A rather critical articel, [1], proposes to envision the Internet of Things as a hierarchy of objects with different capabilities instead of a network of fully peer connected items, as layed out in the early days of the Auto-ID Center [2]. In order to develop robust business cases, these heterogeneous requirements (tagging of strawberries, cheap items with short life-time, is different from cars with changing configurations) of objects have to be tackled with different technologies, e.g. barcode/RFID/sensor-networks. This is a reasonable argument against building an Internet of Things only RFID, RFID should be part of it, but others, barcode, as well.







Finally, I found a master thesis describing an art project about collecting and sharing stories about objects [3], which the authors calls an internet for things. It's probably not the killer-application but could be a nice consumer gadget for the EPCglobal architecture.

An interesting (but weired;) article is [4], where Rob Kranenburg (btw - the supervisor of [3]) argues for a society that should be in control of the (ubicomp) surveillance technologies it develops. The article is a little bit copious but provides nice arguments for why consumers should be empowered to play a mature role in an Internet of Things.

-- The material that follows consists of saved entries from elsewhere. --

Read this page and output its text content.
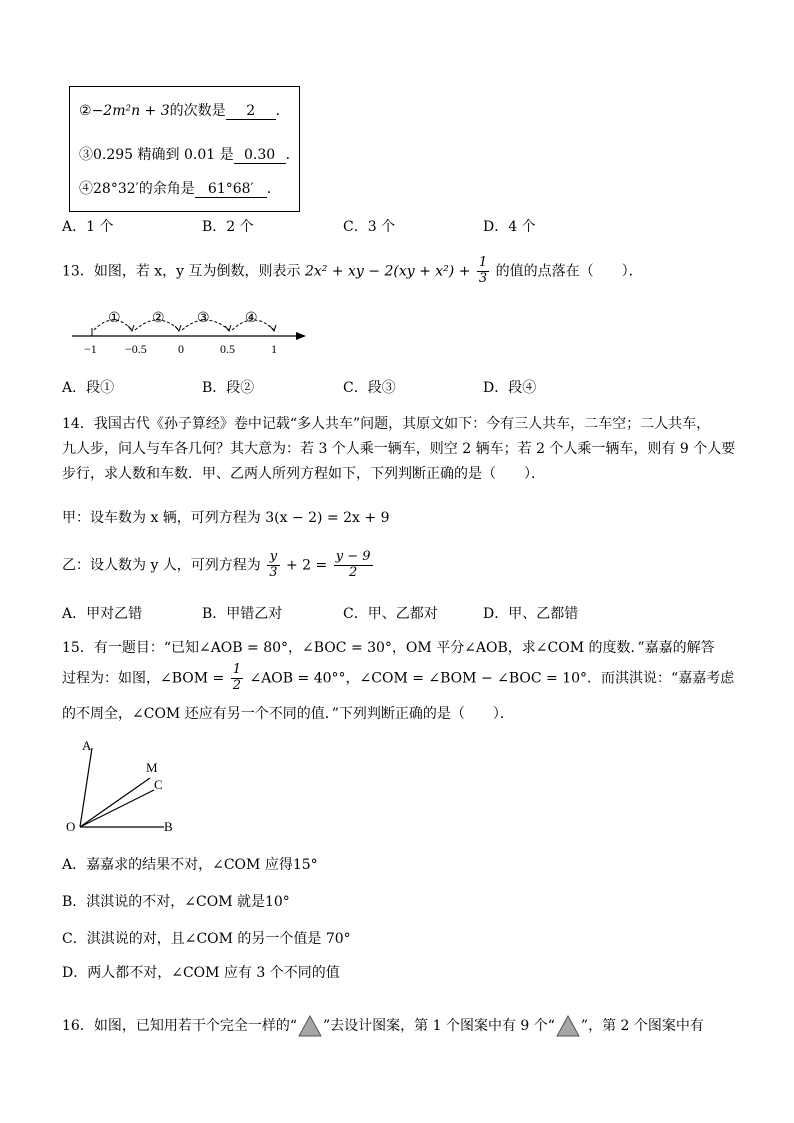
②−2m²n + 3的次数是 2 ．
③0.295 精确到 0.01 是 0.30 ．
④28°32′的余角是 61°68′ ．
A．1 个	B．2 个	C．3 个	D．4 个
13．如图，若 x，y 互为倒数，则表示 2x² + xy − $2(xy + x^2) + \frac{1}{3}$ 的值的点落在（　　）．
① ② ③	④
−1 −0.5	0	0.5	1
A．段①	B．段②	C．段③	D．段④
14．我国古代《孙子算经》卷中记载“多人共车”问题，其原文如下：今有三人共车，二车空；二人共车，
九人步，问人与车各几何？其大意为：若 3 个人乘一辆车，则空 2 辆车；若 2 个人乘一辆车，则有 9 个人要
步行，求人数和车数．甲、乙两人所列方程如下，下列判断正确的是（　　）．
甲：设车数为 x 辆，可列方程为 3(x − 2) = 2x + 9
乙：设人数为 y 人，可列方程为 $\frac{y}{3} + 2 = \frac{y - 9}{2}$
A．甲对乙错	B．甲错乙对	C．甲、乙都对	D．甲、乙都错
15．有一题目：“已知∠AOB = 80°，∠BOC = 30°，OM 平分∠AOB，求∠COM 的度数．”嘉嘉的解答
过程为：如图，∠BOM = $\frac{1}{2}$ ∠AOB = 40°°，∠COM = ∠BOM − ∠BOC = 10°．而淇淇说：“嘉嘉考虑
的不周全，∠COM 还应有另一个不同的值．”下列判断正确的是（　　）．
A
M
C
O	B
A．嘉嘉求的结果不对，∠COM 应得15°
B．淇淇说的不对，∠COM 就是10°
C．淇淇说的对，且∠COM 的另一个值是 70°
D．两人都不对，∠COM 应有 3 个不同的值
16．如图，已知用若干个完全一样的“ ”去设计图案，第 1 个图案中有 9 个“ ”，第 2 个图案中有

[1] Bob Williams, What is the Real Business Case for the Internet of Things?, Synthesis Journal, iTSC, 2008
[2] McFarlane, D.C., Sarma, S.E., Chirn, J.L., Wong, C.Y., and Ashton,
K., „The Intelligent Product in Manufacturing Control“, Journal of EAIA, July 2002
[3] Patrick Plaggenborg, Social RFID - internet for things, Master Thesis, Utrecht School of the Arts, August 2006.
[4] Rob van Kranenburg, The Internet of Things. A critique of ambient technology and the all-seeing network of RFID.